America ****ing over people who risked their lives to help it, as usual.
 
The former Afghan translator, whose war-time service helping Marines find and deactivate improvised explosive devices (IEDs) earned him U.S. resettlement and eventual citizenship, hoped the U.S. would allow his brother to enter the country on humanitarian grounds through a process known as parole.

Hussain explained in a signed affidavit that his brother — and his wife and young children — were in great danger because of his own years of working with the U.S.-backed Afghan government, as well as the assistance Hussain provided to the U.S. military in its fight against the Taliban.

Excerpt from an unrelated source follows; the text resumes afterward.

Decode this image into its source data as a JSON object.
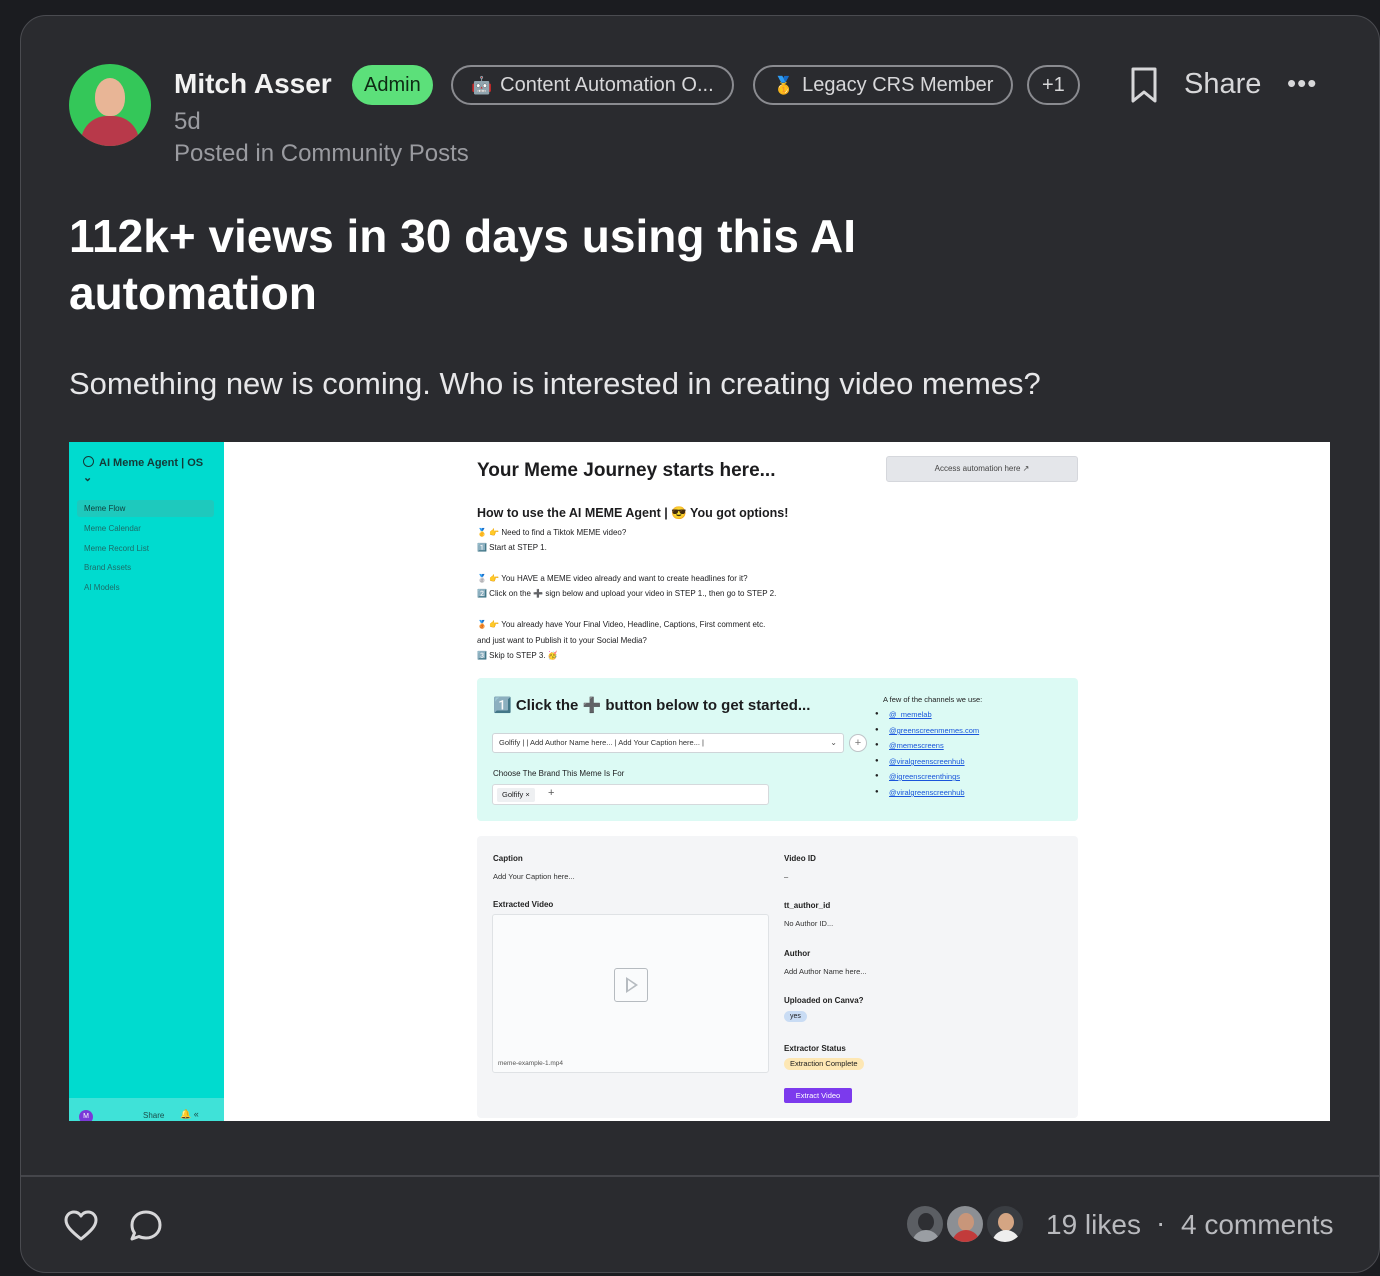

But the evidence he submitted, ranging from Afghan government IDs and passports, to news articles detailing Taliban attacks against Hazaras and U.S. translators, was not enough. Hussain's application on behalf of his brother was denied by U.S. Citizenship and Immigration Services (USCIS) on December 29, 2021.

Since July 2021, USCIS has received over 46,000 applications from Afghans hoping to come to the U.S. through the parole process. But most parole applications from Afghans remain unresolved — and over 90% of fewer than 5,000 fully adjudicated requests have been denied, USCIS statistics shared with CBS News show.

When the U.S. rejected his parole application, Mohammad said he felt "like a dead person but breathing." The affidavit included in his application said the Taliban has access to his files and former office in the presidential palace, where Mohammad worked as a painter and architect in the Office of the President.

"We don't feel safe," he said through a translator. "We don't know what will happen in an hour. We don't know what will happen tomorrow."

Alexander Wu, a former U.S. Marine Corps captain who served with Hussain during his 2012 deployment in Afghanistan's Helmand province, said his former translator should not have to worry whether his family members will be harmed or even killed.

"Awful stuff happens everywhere but this is something that is uniquely a direct result of a U.S. policy choice," Wu said. "These are people that we served with."

Two months after Russia invaded Ukraine, the Biden administration launched a program dubbed Uniting for Ukraine to allow private individuals to help those displaced by the war come to the U.S. Unlike parole cases, which require $575 application fees, the Uniting for Ukraine program is free.

The least the U.S. can do, Wu said, is offer Hussain's family a viable pathway to come here.


"They served our country and theirs. But it was an allyship with us," Wu said. "Turning our backs on them is shameful."

Absolutely disgusting. Helping these people is the bare moral minimum. If we won't even protect the people we directly work with, why would any group in the future ally themselves with the US? We have been carefully building a world that hates us for decades and if we don't do better one day we are going to pay for it.
That’s how these things have always worked. The nouveau rich in Afghanistan who made their fortunes in the aftermath of the US invasion and occupation buy US residency and citizenship through the EB-5 program. The US is your oyster with a 100% approval rate for $1.2 million per head.

If the middle class want to do it the legal way they’re at the mercy of a system that is intentionally designed to reject almost all applicants by, for example, requiring the inclusion of documents that don’t exist with the application. So what actually happens is they pay smugglers to get them into Europe and most of them end up in open air prisons in the fringe nations of the EU (ex. Moria on the island of Lesbos). From there they either wait for the occasional plucking of a few hundred or thousand unfortunates by the US and European nations so they aren’t seen to be in total violation of the Geneva Conventions or they keep paying smugglers thousands of Euros to get them out and move them onward to their final destination.

As for the poor, they just get whacked by the Taliban because they can’t afford to do any of those things.
 
Why would anybody be surprised? We never cared for the people there in the first place.